Many factors are used to determine a given country's country limit. The nation's political stability is of the utmost concern, because political unrest in a foreign country may result in a loan default, regardless of a personal or institutional borrower's stability. In fact, even in politically stable countries, the political climate should be considered when setting a country limit, because a nation's political climate has a strong influence over its financial stability and economic policies.

Aside from perceived political risks, another major factor is the economic strength of the nations in question. Nations with strong and diversified economies may be given a higher country limit, since the borrowers in those countries will be more likely to repay their debts. Countries with weak economies, on the other hand, will receive lower country limits—particularly if they suffer from severe inflation and volatile currency values.

Banks also consider countries' regulatory environments when considering their country limits. Generally speaking, banks prefer operating in countries with fewer regulations in which banks are relatively free to conduct business. On the other hand, countries with excessively underdeveloped regulatory systems may be prone to increased fraud and corruption, which can undermine business confidence and decrease country limits.

Credit Risk Management

While country limits dictate how much money a bank is willing to lend to borrowers within a given country, they do not mean that borrowers within that country aren't subject to careful scrutiny before they are awarded a loan. Personal and institutional borrowers are subject to credit checks, and banks will generally try to choose low-risk borrowers, regardless of any country limits in place.

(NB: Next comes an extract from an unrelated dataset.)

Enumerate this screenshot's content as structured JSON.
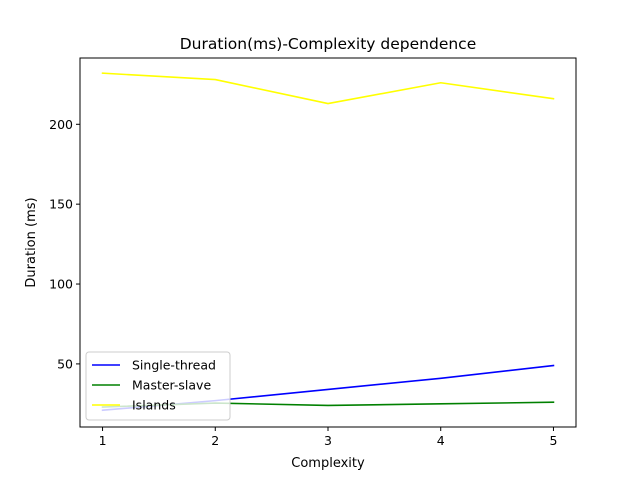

Real World Example of a Country Limit

For American banks, country limits are generally highest in relation to countries whose economies and political systems are perceived to be relatively predictable and robust. Examples include the members of the Group of Seven (G7), such as the United Kingdom (U.K.), Germany, and Canada. Some Asian countries, such as Japan or South Korea, are also likely to receive relatively high country limits due to their strong economies and stable political climates.

Banks may also raise country limits if they feel that a particular country or region is poised for significant economic growth. For instance, countries such as China and India may see increased country limits in the years ahead as their share of global gross domestic product (GDP) continues to climb.